Bagaimana yurisprudensi terbentuk

Ini disiapkan oleh berbagai organ Negara, yaitu pengadilan, yang merupakan bagian dari Peradilan, dan yang dipandu oleh Mahkamah Agung. Itu dibentuk melalui serangkaian hukuman yang dikeluarkan oleh pengadilan atau mahkamah agung.

Yurisprudensi dibentuk oleh pengulangan putusan yang dikeluarkan pada kasus yang sama dan yang telah diselesaikan dengan mencapai kesimpulan yang sama. Setidaknya diperlukan lima kasus yang memiliki topik yang sama dan telah diselesaikan dengan cara yang sama.

Yurisprudensi sebagai sumber hukum

Beberapa ahli menganggap bahwa yurisprudensi harus dianggap sebagai sumber hukum langsung. Ada orang yang memastikan bahwa itu harus berasimilasi dengan adat atau hukum adat. Ada juga yang menganggap bahwa penerapan yurisprudensi berasimilasi dengan doktrin hukum dan harus mempertahankan karakternya sebagai sumber hukum.

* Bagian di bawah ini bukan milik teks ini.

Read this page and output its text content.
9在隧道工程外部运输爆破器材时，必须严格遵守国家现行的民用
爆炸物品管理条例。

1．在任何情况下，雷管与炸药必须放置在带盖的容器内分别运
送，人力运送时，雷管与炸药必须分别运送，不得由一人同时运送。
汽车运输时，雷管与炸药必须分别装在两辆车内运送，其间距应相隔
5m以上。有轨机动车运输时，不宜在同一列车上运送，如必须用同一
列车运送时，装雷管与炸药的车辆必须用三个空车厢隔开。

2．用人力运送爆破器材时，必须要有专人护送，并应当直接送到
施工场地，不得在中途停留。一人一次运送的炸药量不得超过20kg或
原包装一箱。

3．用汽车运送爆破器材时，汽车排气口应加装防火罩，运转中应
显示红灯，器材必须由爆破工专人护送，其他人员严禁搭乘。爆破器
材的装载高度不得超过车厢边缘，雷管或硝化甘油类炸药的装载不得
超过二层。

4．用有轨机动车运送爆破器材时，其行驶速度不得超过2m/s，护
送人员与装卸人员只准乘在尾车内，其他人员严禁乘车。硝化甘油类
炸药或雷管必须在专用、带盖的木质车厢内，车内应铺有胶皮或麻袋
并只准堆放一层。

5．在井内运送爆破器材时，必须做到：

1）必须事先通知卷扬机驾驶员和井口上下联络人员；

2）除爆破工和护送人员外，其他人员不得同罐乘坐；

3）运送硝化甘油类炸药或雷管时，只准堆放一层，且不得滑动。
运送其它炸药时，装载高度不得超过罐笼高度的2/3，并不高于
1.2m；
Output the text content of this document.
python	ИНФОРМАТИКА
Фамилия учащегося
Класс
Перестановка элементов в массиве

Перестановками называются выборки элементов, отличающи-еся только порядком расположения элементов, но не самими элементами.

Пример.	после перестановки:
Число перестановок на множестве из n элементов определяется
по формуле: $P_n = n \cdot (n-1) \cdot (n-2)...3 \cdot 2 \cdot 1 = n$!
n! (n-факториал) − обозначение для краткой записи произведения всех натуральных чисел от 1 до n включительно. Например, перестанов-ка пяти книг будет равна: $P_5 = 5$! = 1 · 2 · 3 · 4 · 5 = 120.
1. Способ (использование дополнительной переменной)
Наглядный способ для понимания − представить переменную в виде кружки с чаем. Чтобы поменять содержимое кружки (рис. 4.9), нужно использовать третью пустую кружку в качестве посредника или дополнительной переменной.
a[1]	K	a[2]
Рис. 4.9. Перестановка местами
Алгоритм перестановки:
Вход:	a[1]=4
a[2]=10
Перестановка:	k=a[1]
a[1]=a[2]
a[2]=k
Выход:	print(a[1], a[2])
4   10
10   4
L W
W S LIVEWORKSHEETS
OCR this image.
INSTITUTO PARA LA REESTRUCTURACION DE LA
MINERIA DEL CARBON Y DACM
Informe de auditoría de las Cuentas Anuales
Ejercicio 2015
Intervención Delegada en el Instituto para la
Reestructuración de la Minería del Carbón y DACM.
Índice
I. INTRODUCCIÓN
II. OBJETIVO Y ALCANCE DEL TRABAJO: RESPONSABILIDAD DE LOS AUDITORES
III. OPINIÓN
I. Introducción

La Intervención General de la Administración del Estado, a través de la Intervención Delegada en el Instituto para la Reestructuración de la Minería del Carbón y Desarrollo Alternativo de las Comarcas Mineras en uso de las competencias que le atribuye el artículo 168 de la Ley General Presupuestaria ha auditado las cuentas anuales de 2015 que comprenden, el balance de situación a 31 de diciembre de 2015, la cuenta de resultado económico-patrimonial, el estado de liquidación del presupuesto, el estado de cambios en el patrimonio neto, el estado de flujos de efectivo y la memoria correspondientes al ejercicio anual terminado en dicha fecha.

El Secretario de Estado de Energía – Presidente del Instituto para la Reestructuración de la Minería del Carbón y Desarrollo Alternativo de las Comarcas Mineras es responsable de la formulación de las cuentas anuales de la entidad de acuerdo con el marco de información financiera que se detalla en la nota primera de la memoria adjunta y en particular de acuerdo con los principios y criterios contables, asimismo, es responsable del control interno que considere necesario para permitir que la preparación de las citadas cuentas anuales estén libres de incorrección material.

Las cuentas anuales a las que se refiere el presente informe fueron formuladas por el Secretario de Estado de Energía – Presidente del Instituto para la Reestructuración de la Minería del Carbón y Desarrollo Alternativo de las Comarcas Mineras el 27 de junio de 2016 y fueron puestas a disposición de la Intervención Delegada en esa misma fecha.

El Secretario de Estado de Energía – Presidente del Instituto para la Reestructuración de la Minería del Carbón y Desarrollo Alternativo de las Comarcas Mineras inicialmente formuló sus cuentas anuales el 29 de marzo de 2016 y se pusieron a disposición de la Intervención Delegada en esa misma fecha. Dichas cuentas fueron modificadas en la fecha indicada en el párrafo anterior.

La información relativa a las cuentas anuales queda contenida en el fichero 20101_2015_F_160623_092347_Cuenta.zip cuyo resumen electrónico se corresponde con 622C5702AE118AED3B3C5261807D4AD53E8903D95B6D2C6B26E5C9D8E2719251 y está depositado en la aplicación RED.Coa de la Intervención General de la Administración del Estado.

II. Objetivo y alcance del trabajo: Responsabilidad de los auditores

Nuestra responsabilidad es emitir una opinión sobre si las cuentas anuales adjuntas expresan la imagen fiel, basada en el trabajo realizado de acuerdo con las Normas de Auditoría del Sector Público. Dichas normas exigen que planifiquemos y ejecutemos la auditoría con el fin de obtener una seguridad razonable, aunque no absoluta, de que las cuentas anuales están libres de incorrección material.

Contoh yurisprudensi berdasarkan negara

  • Indonesia: Mahkamah Agung adalah badan yurisprudensi tertinggi di Indonesia. Setiap provinsi¬† memiliki pengadilan tertinggi. Ketika ada konflik, kepentingan dilindungi oleh hukum dan hakim digunakan untuk mengajukan tuntutan hukum ketika keadilan diperlukan.
  • Paraguay: Di negara ini ada proses yang berbeda dan Mahkamah Agung bertugas memberikan solusi di bidang sipil dan kemudian membangun yurisprudensi.
  • Meksiko: Yurisprudensi diberikan oleh: resolusi yang memiliki arti yang sama yang dikeluarkan oleh cabang Pengadilan Federal dan Pengadilan; melalui kontradiksi tesis dan berdasarkan mandat yang diberikan oleh Konstitusi.
  • Spanyol: Di negara ini, dianggap sebagai sumber hukum tidak langsung, namun memiliki kapasitas untuk memodulasi hukum dan menetapkan prinsip-prinsip hukum umum.